Have you drawn a picture? Draw x and y coordinate axes. x must lie between x= a and x= b on the x-axis so draw two vertical lines there. y must lie between y= a and y= x. Draw those lines. What figure does that give? That's the region you are integrating over and "dydx" is the "differential of area".

## The Attempt at a Solution

$$\int_a^b\,dx\,{(x-a)}$$ but then I won’t get 1/2 (ab)… (don't get the first brackets in latex between the two x)
What did you do so that you "won't get 1/2(ab)", wave a magic wand? Show what you did. What is the integral of (x- a) dx from a to b?

Now, what makes you think the area of the triangle should be (1/2)(ab)? Look at the picture you drew above. What are the "height" and "base"?

EngageEngage
if you draw out a picture you will see that you will get a triangle but its area will NOT be 1/2(ab). if you compute the integral you will find a familiar formula that is slightly different from what you have (you will have to play around with it to get it into form.)

Homework Helper
If you do the integral $\int_a^b (x-a)dx$ by "substituting" u= x- a, you will get exactly the same as that "familiar formula"!

Icosahedron
Thank you! Have been staring at this for like two hours, now after your help it is crystal clear.

Icosahedron
Wait! Nothing is crystal clear.

So I draw two vertical lines on the x-axis at a and b. Then on the y-axis an horizontal line at a and 45 degree line for x=y. That gives a beautiful triangle that has area of 1/2(b-a)^2.

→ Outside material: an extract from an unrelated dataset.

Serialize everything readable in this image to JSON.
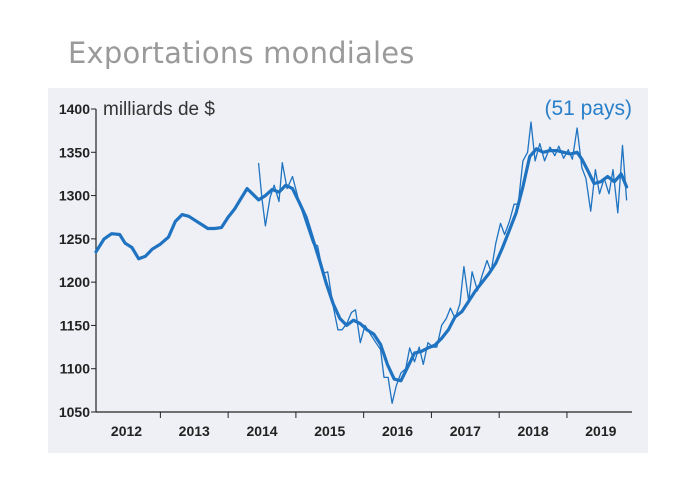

But when I do the integral, I get 1/2(b-a)^2 - (b-a)a.

?

Nick89
If you do the integral correctly you should also end up with 1/2(b-a)^2. You probably made a mistake somewhere!

$$\int_a^b dx \, \int_a^x dy = \int_a^b dx (x-a) = \left[ \frac{1}{2}x^2 - ax \right]_a^b = ...$$

If you don't make any mistakes you will end up with:
$$\frac{1}{2}a^2 - ab + \frac{1}{2}b^2$$

which you should recognize as:
$$\frac{1}{2} (b - a)^2$$

Icosahedron
Idiotic is I am, for some reason I plugged b-a in 1/2 x^2, not b and a each and substract them. Some while ago that I calculated definite integrals.

thanks Nick, HallsofIvy, EngageEngage